Christoph Hellwig, on 08/13/2010 05:17 PM wrote:
As far as playing with ordered tags it's just adding a new flag for it on the bio that gets passed down to the driver. For a final version you'd need a queue-level feature if it's supported, but you don't even need that for the initial work. Then you can implement a variant of blk_do_flush that does away with queueing additional requests once finish but queues all two or three at the same time with your new ordered flag set, at which point you are back to the level or ordered tag usage that the old code allows. You're still left with all the hard problems of actually implementing error handling for it and using it higher up in the filesystem and generic page cache code.
But how about file systems doing internal local order-by-drain? Without converting them to use ordered commands it would be impossible to show full potential of them and to make the conversion one would need deep internal FS knowledge.

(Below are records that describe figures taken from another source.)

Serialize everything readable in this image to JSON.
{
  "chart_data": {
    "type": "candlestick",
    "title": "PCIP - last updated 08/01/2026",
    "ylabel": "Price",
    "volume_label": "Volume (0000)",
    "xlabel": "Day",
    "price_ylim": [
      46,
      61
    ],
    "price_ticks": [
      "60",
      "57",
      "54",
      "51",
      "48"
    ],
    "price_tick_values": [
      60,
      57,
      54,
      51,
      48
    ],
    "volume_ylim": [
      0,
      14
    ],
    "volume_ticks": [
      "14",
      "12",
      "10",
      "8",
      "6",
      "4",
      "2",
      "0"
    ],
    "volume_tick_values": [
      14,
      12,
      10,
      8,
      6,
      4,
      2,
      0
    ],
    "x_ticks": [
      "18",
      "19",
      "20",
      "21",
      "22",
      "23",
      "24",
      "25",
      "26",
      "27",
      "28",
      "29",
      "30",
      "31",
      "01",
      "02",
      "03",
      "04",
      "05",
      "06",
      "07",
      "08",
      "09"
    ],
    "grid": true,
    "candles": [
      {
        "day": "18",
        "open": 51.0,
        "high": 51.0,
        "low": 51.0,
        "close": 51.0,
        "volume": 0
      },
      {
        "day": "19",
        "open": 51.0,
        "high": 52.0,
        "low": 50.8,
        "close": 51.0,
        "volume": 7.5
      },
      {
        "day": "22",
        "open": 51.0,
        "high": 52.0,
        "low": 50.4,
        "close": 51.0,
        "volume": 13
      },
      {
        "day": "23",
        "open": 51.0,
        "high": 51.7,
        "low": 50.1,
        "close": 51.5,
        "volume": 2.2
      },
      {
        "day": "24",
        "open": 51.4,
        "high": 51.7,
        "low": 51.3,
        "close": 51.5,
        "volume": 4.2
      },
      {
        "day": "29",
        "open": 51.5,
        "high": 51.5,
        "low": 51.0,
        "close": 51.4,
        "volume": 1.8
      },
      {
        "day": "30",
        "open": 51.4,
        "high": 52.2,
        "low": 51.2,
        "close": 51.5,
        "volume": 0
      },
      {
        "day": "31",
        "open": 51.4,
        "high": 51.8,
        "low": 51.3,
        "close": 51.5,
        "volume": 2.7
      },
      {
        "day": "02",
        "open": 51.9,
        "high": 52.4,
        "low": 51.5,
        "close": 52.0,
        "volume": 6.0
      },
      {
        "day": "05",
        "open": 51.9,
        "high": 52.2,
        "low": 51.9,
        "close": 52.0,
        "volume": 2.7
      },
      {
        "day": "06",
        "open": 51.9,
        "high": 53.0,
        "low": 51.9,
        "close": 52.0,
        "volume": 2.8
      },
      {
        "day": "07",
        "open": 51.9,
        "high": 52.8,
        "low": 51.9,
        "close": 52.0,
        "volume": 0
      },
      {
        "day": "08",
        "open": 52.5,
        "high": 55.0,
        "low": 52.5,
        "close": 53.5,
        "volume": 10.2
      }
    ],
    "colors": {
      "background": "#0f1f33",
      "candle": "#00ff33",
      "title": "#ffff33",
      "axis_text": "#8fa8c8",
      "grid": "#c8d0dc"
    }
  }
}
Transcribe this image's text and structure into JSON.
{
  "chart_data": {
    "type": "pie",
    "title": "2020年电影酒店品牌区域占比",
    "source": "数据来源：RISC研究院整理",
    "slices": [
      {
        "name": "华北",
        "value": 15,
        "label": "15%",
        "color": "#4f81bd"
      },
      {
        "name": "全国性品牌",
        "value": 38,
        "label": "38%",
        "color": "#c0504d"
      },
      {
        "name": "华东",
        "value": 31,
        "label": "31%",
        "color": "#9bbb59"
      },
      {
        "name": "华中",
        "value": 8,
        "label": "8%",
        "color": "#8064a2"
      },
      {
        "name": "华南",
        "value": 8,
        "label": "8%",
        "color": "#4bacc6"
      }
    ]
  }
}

That's my point. But if there's a trivial way to see all such places in the filesystems code and convert, then OK, I agree.
I'd really love to see your results, up to the point of just trying that once I get a little spare time. But my theory is that it won't help us - the problem with ordered tags is that they enforce global ordering while we currently have local ordering. While it will reduce the latency for the process waiting for an fsync or similar it will affect other I/O going on in the background and reduce the devices ability to reorder that I/O.
The local ordering vs global ordering is relevant only if you have several applications/threads load. But how about a single application/thread?
Another point, for which, AFAIU, the ORDERED commands were invented, is that they make ordering on the _another_ side of the link _after_ all link/transfer latencies. This is why it's hard to see advantage of them on local disks.